Sinem VURAL
Oluşturulma Tarihi: Haziran 26, 2015 01:50
Sosyal bir konuya dikkat çekmek amacıyla 1982 yılında kurulan Boston Gay Men’s Chorus, 27 Haziran’da İstanbul’da sahneye çıkacak.
Müzikseverler, Boğaziçi Üniversitesi LGBTİ Çalışmaları Kulübü’nün desteğiyle Boğaziçi Üniversitesi Güney Kampüsü’nde düzenlenecek konseri biletino.com üzerinden davetiyelerini temin ederek ücretsiz izleyebilecek.

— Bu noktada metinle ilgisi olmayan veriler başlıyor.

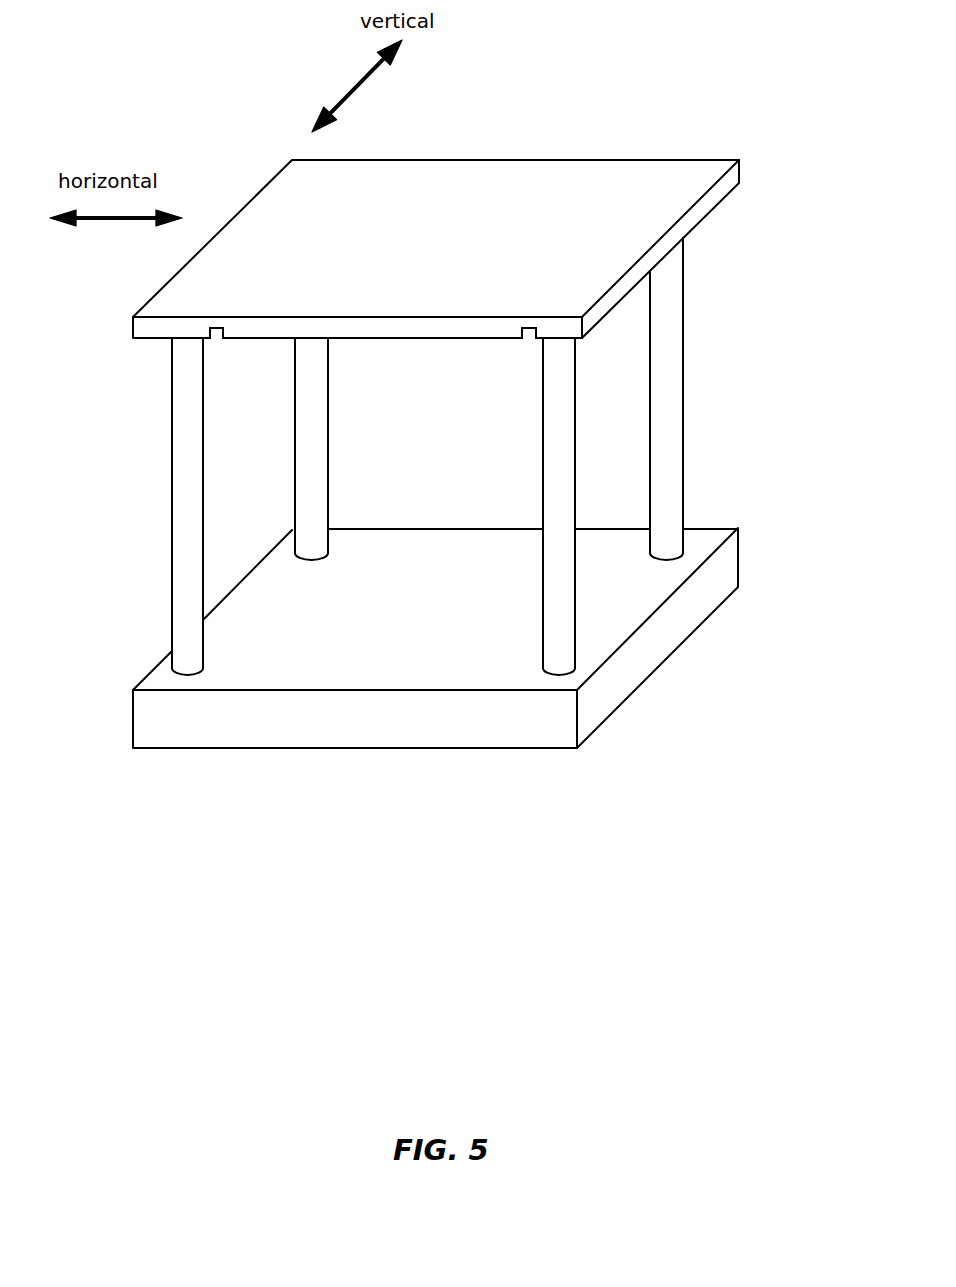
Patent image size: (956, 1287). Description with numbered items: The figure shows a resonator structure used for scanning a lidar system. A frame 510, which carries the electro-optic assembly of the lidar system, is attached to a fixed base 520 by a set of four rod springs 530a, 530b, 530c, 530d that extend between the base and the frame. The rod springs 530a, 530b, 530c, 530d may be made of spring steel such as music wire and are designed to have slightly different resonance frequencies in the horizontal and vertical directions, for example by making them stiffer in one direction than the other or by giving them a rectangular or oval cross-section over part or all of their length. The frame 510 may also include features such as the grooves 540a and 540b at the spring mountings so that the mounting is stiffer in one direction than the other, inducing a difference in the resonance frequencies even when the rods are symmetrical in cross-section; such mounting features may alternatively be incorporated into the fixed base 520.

The frame 510 is at (502, 180).
The fixed base 520 is at (385, 733).
The rod spring 530a is at (560, 492).
The rod spring 530b is at (665, 378).
The rod spring 530c is at (315, 483).
The rod spring 530d is at (195, 572).
The groove 540a is at (218, 338).
The groove 540b is at (522, 338).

Koronun müzik direktörü Reuben M. Reynolds konser öncesi sorularımızı yanıtladı.
* Konser mekanınız Zorlu Center olarak açıklanmıştı. Ama bir son dakika değişikliği yaşandı, Boğaziçi Üniversitesi Güney Kampüsü’nde sahneye çıkacaksınız. Ne oldu?
- Zorlu Center’daki konserimiz iptal edildi. Bu gelişme sonrası Türkiye’den, özellikle de LGBTI komünitesinden çok sayıda destek mail’i aldık. Onların bizi izlemek istediğini anladık ve konseri başka bir mekana aldık.
* Bir koronun başına “gay” diye etiket koymak ne kadar mantıklı? Neden kendinizi diğer korolardan böyle bir etiketle ayırdınız?- Amerika’da birçok gay korosu gay’ler için güvenli ve sağlıklı bir ortam oluşturmak için performans sergiliyordu. Biz de 1982’de kurulduk. Ama o dönem, AIDS krizinin patlamasından ve hem toplumun hem de koroların bundan etkilenmesinden hemen önceye denk geldi. Bazı isimlere sahne ambargosu bile kondu.
* Ya şimdi?- Günümüzde bu bir problem değil.
Boston Gay Men’s Chorus, Amerika’nın en büyük korolarından biri ve birçok ödül sahibiyiz. Kapılarımız herkese açık, amacımızsa özellikle LGBTI sosyal hareketine ve adalet anlayışına dikkat çekmek. Yıllardır “Marry Us” şarkısını söyleyerek gay’lerin evlenme hakkına dikkat çektik. Videolarımız günde 1000 kez izleniyor. 35 ülkeden hayranımız var. Massachusetts’teki okullarda ve sosyal merkezlerde performans sergiliyoruz. Buralardan topladığımız paralar ise yerel lezbiyen, gay, biseksüel ve transseksüel organizasyonlara aktarılıyor.
KÖFTE VE BÖREK YEMEK İÇİN SABIRSIZLANIYORUZ
* 2005 yılındaki Polonya konserine çok fazla tepki gelmişti ama siz yine de sahneye çıkmıştınız.- Polonya’da performans veren ilk gay korosuyduk. Protestolara rağmen vazgeçmedik. Hatta polis eskortuyla dolaştık ve konser alanına gittik. Ertesi gün ise medyada sadece şu başlıkla yer aldık: “Müzik adaletsizliği yendi.” Tek istediğimiz şu: Her yerde müzik kazansın...
* Açık konuşalım, İstanbul’a gelme fikri sizi korkuttu mu?
- Hayır. Türkiye’deki eşit hak savunucularından, özellikle İstanbul LGBTI üyelerinden aldığımız destekle onore olduk. Bizi duymak isteyen kişilerle buluşabileceğimiz için heyecanlıyıtz. Müzik, toplumda kültürel köprüler kurmanın belki de en önemli yolu. Müzik, görünmez bariyerlerin kaldırılması ve farklı geçmişlerden, dillerden, inanışlardan gelen insanların iletişim kurması için bir araç. Bu bizim ilk Türkiye konserimiz olacak. Özellikle İstanbul’da performans sergilemek ve Türk kültürüyle mutfağını öğrenmek için sabırsızlanıyoruz. Hele ki köfte ve börek denemeyi çok istiyoruz. İstanbul’daki Onur Yürüyüşü’nü de deneyimlemek niyetindeyiz.
* Türk hayranlarınıza neler söylemek istersiniz?
- Öncelikle eğlenceye hazır olsunlar! Performanslarımız eğlenceli ve insanın yüzünü güldüren türden. 100’den fazla erkeğin hayatları hakkında şarkı söylediklerini görebileceğiniz eşsiz bir deneyim. 27 Haziran’daki Boğaziçi Üniversitesi konserinde, kapılar 18.30’da açılacak. Ve konser ücretsiz izlenebilecek. Konser normal güvenlik önlemleriyle gerçekşecek yani sıra dışı bir durum yok. Bizi dinlemek isteyen 1500 kişiyi orada görmek istiyoruz.